Of course, there's also the concern that the Goth subculture will shift and change so much that it will become almost unrecognizable to some members of the community. This already happened on a much smaller scale when it seemed like cybergoth and tweedly-beep-oontz-oontz ebm music became the dominant genres at many Goth clubs. Now the Lady of the Manners realizes that her perceptions may be a trifle influenced by the fact that the cybergoth style and ebm music are very much
not
her cup of tea. But for a while it seemed like the subculture was becoming about thumpy synthpop music and outfits made from stretchy fabric with UV-reactive trim, and clots of velvet and lace-clad people had to wait patiently (or not so patiently) to hear a song that featured guitars. But the tastes of the subculture went through another tidal shift, and nowadays it seems there are equal numbers of cybergoths and traditional Goths,
with a sprinkling of vampires, steampunks, and deathrockers everywhere.

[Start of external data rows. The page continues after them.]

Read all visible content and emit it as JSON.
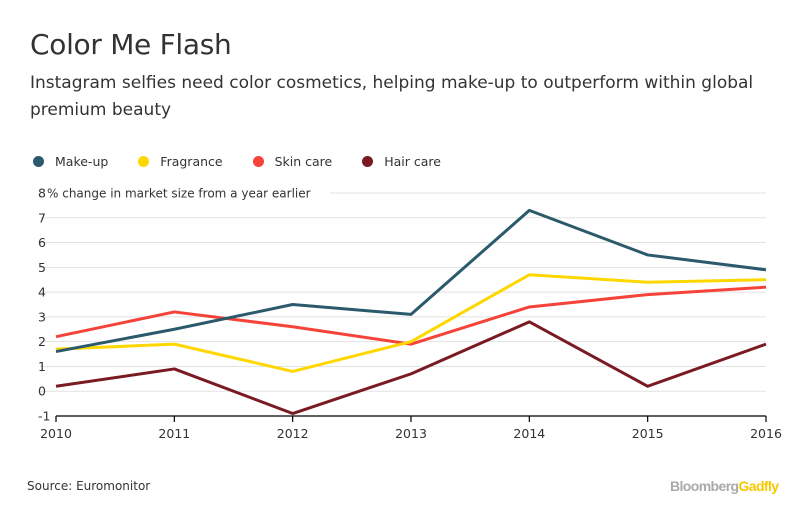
{
  "title": "Color Me Flash",
  "subtitle": "Instagram selfies need color cosmetics, helping make-up to outperform within global premium beauty",
  "source": "Source: Euromonitor",
  "logo": {
    "part1": "Bloomberg",
    "part2": "Gadfly"
  },
  "chart_data": {
    "type": "line",
    "title": "Color Me Flash",
    "ylabel": "% change in market size from a year earlier",
    "x": [
      2010,
      2011,
      2012,
      2013,
      2014,
      2015,
      2016
    ],
    "xtick_labels": [
      "2010",
      "2011",
      "2012",
      "2013",
      "2014",
      "2015",
      "2016"
    ],
    "ylim": [
      -1,
      8
    ],
    "yticks": [
      "8",
      "7",
      "6",
      "5",
      "4",
      "3",
      "2",
      "1",
      "0",
      "-1"
    ],
    "grid": true,
    "legend_placement": "top-left",
    "series": [
      {
        "name": "Make-up",
        "color": "#2a5a6b",
        "values": [
          1.6,
          2.5,
          3.5,
          3.1,
          7.3,
          5.5,
          4.9
        ]
      },
      {
        "name": "Fragrance",
        "color": "#ffd700",
        "values": [
          1.7,
          1.9,
          0.8,
          2.0,
          4.7,
          4.4,
          4.5
        ]
      },
      {
        "name": "Skin care",
        "color": "#f5433a",
        "values": [
          2.2,
          3.2,
          2.6,
          1.9,
          3.4,
          3.9,
          4.2
        ]
      },
      {
        "name": "Hair care",
        "color": "#7a1a22",
        "values": [
          0.2,
          0.9,
          -0.9,
          0.7,
          2.8,
          0.2,
          1.9
        ]
      }
    ]
  }
}
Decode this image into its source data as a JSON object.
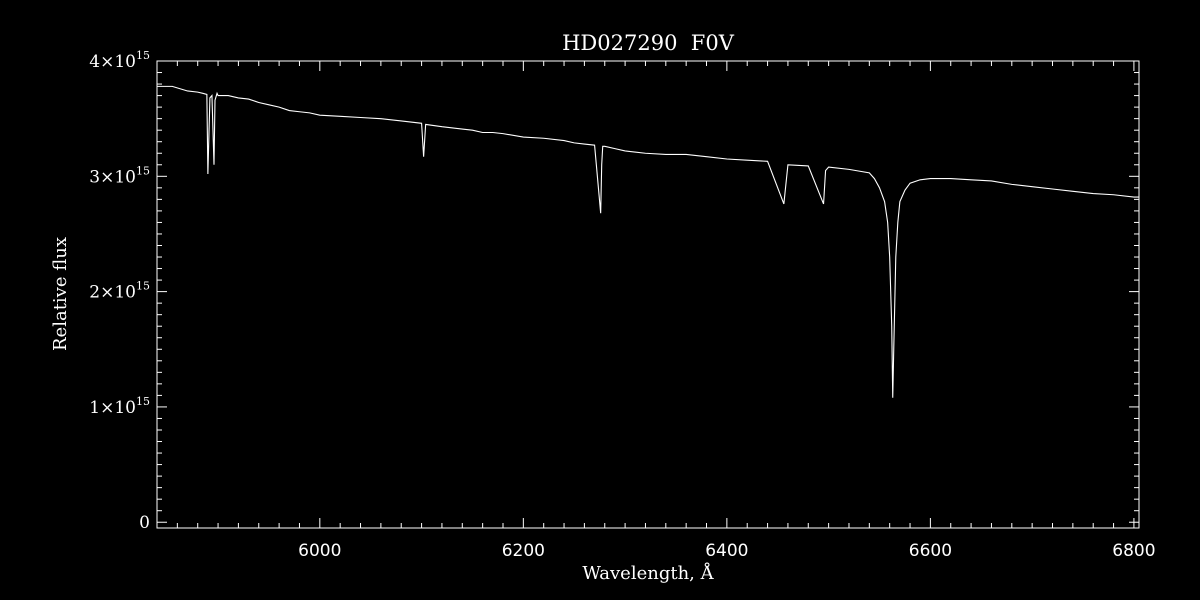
{
  "chart_data": {
    "type": "line",
    "title": "HD027290  F0V",
    "xlabel": "Wavelength, Å",
    "ylabel": "Relative flux",
    "xlim": [
      5840,
      6805
    ],
    "ylim": [
      -50000000000000.0,
      4000000000000000.0
    ],
    "x_ticks": [
      {
        "value": 6000,
        "label": "6000"
      },
      {
        "value": 6200,
        "label": "6200"
      },
      {
        "value": 6400,
        "label": "6400"
      },
      {
        "value": 6600,
        "label": "6600"
      },
      {
        "value": 6800,
        "label": "6800"
      }
    ],
    "y_ticks": [
      {
        "value": 0,
        "label": "0",
        "exp": ""
      },
      {
        "value": 1000000000000000.0,
        "label": "1×10",
        "exp": "15"
      },
      {
        "value": 2000000000000000.0,
        "label": "2×10",
        "exp": "15"
      },
      {
        "value": 3000000000000000.0,
        "label": "3×10",
        "exp": "15"
      },
      {
        "value": 4000000000000000.0,
        "label": "4×10",
        "exp": "15"
      }
    ],
    "x_minor_step": 20,
    "y_minor_step": 100000000000000.0,
    "grid": false,
    "line_color": "#ffffff",
    "background": "#000000",
    "series": [
      {
        "x": [
          5840,
          5855,
          5870,
          5880,
          5885,
          5889,
          5890,
          5892,
          5894,
          5896,
          5897,
          5899,
          5900,
          5910,
          5920,
          5930,
          5940,
          5950,
          5960,
          5970,
          5980,
          5990,
          6000,
          6020,
          6040,
          6060,
          6080,
          6100,
          6102,
          6104,
          6120,
          6140,
          6150,
          6160,
          6170,
          6180,
          6200,
          6220,
          6240,
          6250,
          6260,
          6270,
          6276,
          6277,
          6278,
          6280,
          6290,
          6300,
          6320,
          6340,
          6360,
          6380,
          6400,
          6420,
          6440,
          6456,
          6460,
          6480,
          6495,
          6497,
          6500,
          6520,
          6540,
          6545,
          6550,
          6555,
          6558,
          6560,
          6562,
          6563,
          6564,
          6566,
          6568,
          6570,
          6575,
          6580,
          6590,
          6600,
          6620,
          6640,
          6660,
          6680,
          6700,
          6720,
          6740,
          6760,
          6780,
          6800,
          6805
        ],
        "y": [
          3780000000000000.0,
          3780000000000000.0,
          3740000000000000.0,
          3730000000000000.0,
          3720000000000000.0,
          3710000000000000.0,
          3020000000000000.0,
          3680000000000000.0,
          3700000000000000.0,
          3100000000000000.0,
          3660000000000000.0,
          3720000000000000.0,
          3700000000000000.0,
          3700000000000000.0,
          3680000000000000.0,
          3670000000000000.0,
          3640000000000000.0,
          3620000000000000.0,
          3600000000000000.0,
          3570000000000000.0,
          3560000000000000.0,
          3550000000000000.0,
          3530000000000000.0,
          3520000000000000.0,
          3510000000000000.0,
          3500000000000000.0,
          3480000000000000.0,
          3460000000000000.0,
          3170000000000000.0,
          3450000000000000.0,
          3430000000000000.0,
          3410000000000000.0,
          3400000000000000.0,
          3380000000000000.0,
          3380000000000000.0,
          3370000000000000.0,
          3340000000000000.0,
          3330000000000000.0,
          3310000000000000.0,
          3290000000000000.0,
          3280000000000000.0,
          3270000000000000.0,
          2680000000000000.0,
          3100000000000000.0,
          3260000000000000.0,
          3260000000000000.0,
          3240000000000000.0,
          3220000000000000.0,
          3200000000000000.0,
          3190000000000000.0,
          3190000000000000.0,
          3170000000000000.0,
          3150000000000000.0,
          3140000000000000.0,
          3130000000000000.0,
          2760000000000000.0,
          3100000000000000.0,
          3090000000000000.0,
          2760000000000000.0,
          3050000000000000.0,
          3080000000000000.0,
          3060000000000000.0,
          3030000000000000.0,
          2980000000000000.0,
          2900000000000000.0,
          2780000000000000.0,
          2600000000000000.0,
          2300000000000000.0,
          1700000000000000.0,
          1080000000000000.0,
          1500000000000000.0,
          2300000000000000.0,
          2600000000000000.0,
          2780000000000000.0,
          2880000000000000.0,
          2940000000000000.0,
          2970000000000000.0,
          2980000000000000.0,
          2980000000000000.0,
          2970000000000000.0,
          2960000000000000.0,
          2930000000000000.0,
          2910000000000000.0,
          2890000000000000.0,
          2870000000000000.0,
          2850000000000000.0,
          2840000000000000.0,
          2820000000000000.0,
          2820000000000000.0
        ]
      }
    ]
  }
}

One of the other fears about the future of Goth that sometimes scampers through the Lady of the Manners's mind is that Goth really will, for the most part, turn into a phase that people “grow out of.” That more and more youngsters will spend a little time dabbling in the shadow-draped subculture and then feel that they
must
leave such things behind in order to move into the adult world. That eventually, the only Goths over the age of sixteen will be a tiny minority that constantly has to try and explain that Goth is not synonymous with teenage angst. Again, the Lady of the Manners doesn't really feel this situation will come to pass; the numbers of grown-up Goths who see no reason to give up their dark and gloom-shrouded ways and are successful in their chosen paths and professions are constantly growing. As more Goths refuse to “grow out of” what is presumed by the uninformed to be a juvenile fascination with the darker, more otherworldly aspects of life, perhaps the future will hold less harassment and bullying for everyone, not just the strange and black-clad types.